Our Women Shouldn't Be Tourism Objects: Miss Curvy Beauty Pageant Bounces Back Even Amidst Museveni's Objection!


By Our Reporter

Uganda has announced the Miss Curvy Beauty Pageant 2022 edition.

This year’s pageant will happen on the 25th of November at Imperial Royale Hotel, Kampala hosted by the current Miss curvy Uganda.

According to organizers, the mission of this pageant is to empower women through Leadership and Community Service by facilitating a platform for them to present solutions and strategies as well as share their cultural values.

Misuse Of Female Bodies

When the Miss Curvy contest was launched in 2017, it attracted a lot of local and international media attention. It also received a lot of resistance from human rights activists and civil society organizations nationally and internationally.

Uganda’s Parliament was divided about using a beauty pageant as a marketing tool for tourism. The men legislators were more supportive of the idea than the women.

Those against the idea criticized it for objectifying women and the fact that the pageant was designed to use their bodies as tourist attractions. One analogy was that the initiative was like a zoo in which women were being placed to satisfy the tourist gaze.

The minister was accused by different sections of the society including legislators, women activists, academia and local Ugandans of positioning Uganda as an exotic tourist destination based on the attractiveness of its curvy women.

The minister was quoted as saying; ''We have naturally endowed, nice-looking women who are amazing to look at.

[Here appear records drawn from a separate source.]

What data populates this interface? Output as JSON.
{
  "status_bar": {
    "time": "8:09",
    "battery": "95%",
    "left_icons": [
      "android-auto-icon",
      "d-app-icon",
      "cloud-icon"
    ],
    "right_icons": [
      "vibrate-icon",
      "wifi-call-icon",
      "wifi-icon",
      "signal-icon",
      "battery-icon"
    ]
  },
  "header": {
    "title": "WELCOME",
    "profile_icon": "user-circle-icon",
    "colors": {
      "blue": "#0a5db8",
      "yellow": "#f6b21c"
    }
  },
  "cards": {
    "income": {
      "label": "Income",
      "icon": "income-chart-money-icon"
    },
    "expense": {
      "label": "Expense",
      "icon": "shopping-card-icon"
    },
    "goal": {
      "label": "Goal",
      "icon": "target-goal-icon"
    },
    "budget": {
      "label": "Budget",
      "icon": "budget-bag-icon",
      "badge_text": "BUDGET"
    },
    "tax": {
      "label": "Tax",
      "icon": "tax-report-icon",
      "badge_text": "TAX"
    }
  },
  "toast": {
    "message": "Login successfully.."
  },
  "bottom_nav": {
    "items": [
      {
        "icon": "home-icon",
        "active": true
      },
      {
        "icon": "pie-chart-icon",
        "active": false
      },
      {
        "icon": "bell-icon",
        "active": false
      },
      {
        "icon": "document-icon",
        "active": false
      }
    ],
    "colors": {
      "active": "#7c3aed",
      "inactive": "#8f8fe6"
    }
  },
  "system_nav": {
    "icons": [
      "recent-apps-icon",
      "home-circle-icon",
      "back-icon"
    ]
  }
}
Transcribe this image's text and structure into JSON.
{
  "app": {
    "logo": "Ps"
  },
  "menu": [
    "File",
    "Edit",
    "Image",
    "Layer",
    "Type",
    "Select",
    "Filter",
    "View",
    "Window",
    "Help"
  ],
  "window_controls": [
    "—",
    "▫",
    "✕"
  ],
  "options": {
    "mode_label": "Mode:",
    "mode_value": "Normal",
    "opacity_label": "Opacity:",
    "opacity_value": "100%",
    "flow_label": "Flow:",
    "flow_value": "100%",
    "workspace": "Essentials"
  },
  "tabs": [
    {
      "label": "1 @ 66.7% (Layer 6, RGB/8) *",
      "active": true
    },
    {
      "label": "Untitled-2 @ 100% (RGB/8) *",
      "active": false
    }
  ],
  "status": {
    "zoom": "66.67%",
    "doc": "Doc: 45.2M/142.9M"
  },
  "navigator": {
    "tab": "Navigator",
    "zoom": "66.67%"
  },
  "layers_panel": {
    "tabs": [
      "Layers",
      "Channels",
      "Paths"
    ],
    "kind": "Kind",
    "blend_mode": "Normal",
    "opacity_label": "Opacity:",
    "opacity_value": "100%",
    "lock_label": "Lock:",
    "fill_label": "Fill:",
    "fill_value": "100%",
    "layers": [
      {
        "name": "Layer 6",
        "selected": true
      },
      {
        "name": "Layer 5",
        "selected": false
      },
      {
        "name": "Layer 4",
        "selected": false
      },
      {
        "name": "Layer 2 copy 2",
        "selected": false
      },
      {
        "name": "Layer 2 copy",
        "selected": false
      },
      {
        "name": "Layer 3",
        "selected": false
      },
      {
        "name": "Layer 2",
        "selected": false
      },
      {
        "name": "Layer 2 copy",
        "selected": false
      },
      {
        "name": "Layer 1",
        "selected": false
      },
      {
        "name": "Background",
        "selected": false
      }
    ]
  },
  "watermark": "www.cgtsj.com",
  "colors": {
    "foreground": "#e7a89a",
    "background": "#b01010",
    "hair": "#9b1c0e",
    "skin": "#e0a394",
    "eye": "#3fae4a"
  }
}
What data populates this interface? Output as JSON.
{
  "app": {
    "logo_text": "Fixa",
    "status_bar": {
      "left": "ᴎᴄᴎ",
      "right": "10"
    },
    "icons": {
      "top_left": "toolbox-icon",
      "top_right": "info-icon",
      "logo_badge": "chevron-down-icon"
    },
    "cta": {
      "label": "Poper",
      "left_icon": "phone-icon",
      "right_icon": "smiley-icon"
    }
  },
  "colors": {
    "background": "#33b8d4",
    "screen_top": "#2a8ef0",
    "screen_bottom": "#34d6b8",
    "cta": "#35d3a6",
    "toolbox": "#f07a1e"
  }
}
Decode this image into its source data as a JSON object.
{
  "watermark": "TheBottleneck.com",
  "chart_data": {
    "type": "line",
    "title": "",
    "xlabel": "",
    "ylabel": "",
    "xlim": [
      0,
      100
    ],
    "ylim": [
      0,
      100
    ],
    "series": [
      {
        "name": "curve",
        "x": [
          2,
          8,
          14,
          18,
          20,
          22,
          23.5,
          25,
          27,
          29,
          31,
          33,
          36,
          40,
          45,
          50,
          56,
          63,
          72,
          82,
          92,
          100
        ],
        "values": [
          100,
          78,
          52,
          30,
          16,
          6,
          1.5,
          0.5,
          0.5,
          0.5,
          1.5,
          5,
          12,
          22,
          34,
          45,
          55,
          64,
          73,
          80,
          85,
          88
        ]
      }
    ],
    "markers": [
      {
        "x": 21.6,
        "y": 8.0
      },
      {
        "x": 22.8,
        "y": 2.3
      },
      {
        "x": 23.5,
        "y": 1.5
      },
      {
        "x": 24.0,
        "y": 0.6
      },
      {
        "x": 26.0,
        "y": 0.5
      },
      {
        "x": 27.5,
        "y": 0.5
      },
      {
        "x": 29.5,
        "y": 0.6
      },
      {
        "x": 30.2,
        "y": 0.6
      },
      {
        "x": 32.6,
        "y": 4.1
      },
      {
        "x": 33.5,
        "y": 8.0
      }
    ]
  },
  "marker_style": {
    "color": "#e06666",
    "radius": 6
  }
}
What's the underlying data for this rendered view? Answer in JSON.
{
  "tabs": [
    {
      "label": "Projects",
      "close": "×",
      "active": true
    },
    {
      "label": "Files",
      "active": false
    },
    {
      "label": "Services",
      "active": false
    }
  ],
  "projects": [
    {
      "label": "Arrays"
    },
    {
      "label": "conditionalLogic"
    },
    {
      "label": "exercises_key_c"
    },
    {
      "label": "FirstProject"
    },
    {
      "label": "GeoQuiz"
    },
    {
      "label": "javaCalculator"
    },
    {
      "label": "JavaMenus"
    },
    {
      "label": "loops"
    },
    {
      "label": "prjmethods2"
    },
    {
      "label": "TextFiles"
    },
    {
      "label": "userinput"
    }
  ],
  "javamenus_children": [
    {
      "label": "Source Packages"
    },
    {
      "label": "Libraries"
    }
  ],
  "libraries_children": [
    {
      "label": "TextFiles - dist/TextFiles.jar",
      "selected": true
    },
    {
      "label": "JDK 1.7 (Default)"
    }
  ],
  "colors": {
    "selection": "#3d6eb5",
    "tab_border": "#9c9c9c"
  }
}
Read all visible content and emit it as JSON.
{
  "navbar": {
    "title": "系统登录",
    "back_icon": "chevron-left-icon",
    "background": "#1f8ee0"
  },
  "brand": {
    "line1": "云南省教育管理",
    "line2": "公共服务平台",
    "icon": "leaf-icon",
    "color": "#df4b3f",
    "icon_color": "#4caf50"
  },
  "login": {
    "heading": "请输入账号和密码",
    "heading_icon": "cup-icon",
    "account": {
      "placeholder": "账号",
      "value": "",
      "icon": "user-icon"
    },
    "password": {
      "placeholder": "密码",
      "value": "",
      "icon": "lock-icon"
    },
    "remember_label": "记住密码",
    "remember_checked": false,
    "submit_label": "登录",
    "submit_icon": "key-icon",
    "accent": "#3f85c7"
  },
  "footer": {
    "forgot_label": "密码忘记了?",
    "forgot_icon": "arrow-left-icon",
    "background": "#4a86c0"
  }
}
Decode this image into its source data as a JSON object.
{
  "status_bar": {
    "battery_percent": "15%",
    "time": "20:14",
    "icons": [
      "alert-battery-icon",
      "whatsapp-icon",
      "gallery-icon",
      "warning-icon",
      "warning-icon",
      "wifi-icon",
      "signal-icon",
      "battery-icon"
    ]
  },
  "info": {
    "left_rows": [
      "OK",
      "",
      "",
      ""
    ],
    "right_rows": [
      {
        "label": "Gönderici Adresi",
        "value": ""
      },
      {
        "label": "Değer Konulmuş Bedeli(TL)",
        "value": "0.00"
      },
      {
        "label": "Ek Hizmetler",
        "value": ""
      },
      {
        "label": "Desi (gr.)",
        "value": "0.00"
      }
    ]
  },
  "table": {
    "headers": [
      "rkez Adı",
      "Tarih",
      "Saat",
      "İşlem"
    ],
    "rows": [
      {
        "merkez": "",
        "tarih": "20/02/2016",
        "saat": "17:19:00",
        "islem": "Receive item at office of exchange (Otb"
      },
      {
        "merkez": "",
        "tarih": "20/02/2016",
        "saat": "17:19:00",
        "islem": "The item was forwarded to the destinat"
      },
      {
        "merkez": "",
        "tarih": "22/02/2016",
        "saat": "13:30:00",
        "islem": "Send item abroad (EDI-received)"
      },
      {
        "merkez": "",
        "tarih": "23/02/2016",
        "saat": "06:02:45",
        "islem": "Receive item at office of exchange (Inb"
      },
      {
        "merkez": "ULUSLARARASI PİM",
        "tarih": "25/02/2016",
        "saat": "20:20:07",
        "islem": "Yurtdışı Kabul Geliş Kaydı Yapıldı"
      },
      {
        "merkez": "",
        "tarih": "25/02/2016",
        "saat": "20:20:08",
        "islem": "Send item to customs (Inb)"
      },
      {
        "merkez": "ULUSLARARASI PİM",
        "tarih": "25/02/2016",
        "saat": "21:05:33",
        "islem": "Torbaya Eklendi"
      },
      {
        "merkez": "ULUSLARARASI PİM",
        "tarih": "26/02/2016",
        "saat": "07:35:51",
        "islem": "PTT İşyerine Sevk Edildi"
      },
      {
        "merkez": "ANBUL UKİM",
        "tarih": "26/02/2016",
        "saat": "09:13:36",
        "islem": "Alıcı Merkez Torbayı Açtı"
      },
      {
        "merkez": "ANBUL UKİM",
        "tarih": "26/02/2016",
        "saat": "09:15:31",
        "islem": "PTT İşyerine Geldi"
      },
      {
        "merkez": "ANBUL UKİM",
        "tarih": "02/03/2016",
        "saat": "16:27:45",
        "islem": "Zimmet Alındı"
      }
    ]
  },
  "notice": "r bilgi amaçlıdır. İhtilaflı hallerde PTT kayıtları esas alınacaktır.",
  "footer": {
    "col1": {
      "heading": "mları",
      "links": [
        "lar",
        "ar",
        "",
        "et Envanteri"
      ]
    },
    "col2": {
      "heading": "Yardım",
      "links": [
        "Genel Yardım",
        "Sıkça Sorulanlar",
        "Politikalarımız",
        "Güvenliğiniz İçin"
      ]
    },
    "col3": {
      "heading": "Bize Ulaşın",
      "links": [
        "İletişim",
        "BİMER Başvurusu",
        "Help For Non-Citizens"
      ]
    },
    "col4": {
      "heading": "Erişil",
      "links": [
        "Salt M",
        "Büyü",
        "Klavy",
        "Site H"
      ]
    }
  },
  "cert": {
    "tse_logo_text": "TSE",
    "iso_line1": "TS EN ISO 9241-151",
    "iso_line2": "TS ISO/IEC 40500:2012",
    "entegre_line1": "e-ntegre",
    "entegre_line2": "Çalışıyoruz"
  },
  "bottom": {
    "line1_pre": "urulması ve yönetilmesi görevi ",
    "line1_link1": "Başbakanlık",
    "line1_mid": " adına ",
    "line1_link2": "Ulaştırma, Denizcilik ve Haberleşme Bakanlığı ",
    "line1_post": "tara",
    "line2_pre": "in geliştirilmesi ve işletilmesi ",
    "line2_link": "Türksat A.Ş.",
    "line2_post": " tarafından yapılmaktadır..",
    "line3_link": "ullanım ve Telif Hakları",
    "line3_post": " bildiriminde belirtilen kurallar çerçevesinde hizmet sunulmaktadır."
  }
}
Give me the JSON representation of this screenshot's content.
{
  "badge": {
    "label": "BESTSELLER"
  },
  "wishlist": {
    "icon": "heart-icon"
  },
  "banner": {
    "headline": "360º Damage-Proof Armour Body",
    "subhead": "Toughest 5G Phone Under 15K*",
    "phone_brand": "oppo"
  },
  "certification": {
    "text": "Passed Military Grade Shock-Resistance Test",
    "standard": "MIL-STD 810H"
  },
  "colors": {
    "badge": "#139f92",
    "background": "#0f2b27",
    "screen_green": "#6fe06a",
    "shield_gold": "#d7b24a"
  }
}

Why don’t we use these people as a strategy to promote our tourism industry?

In our view, this is appalling exploitation and degradation of the dignity of women and girls.''

Even Uganda’s President Yoweri Museveni rejected the pageant idea and denied that it had cabinet approval.

A number of civil society organizations described the pageant as sexist and a form of objectification, sexualization, prejudice, and exploitation of women for development purposes.

Some have argued that the pageant promotes the continued marginalization of women in an already strongly patriarchal society.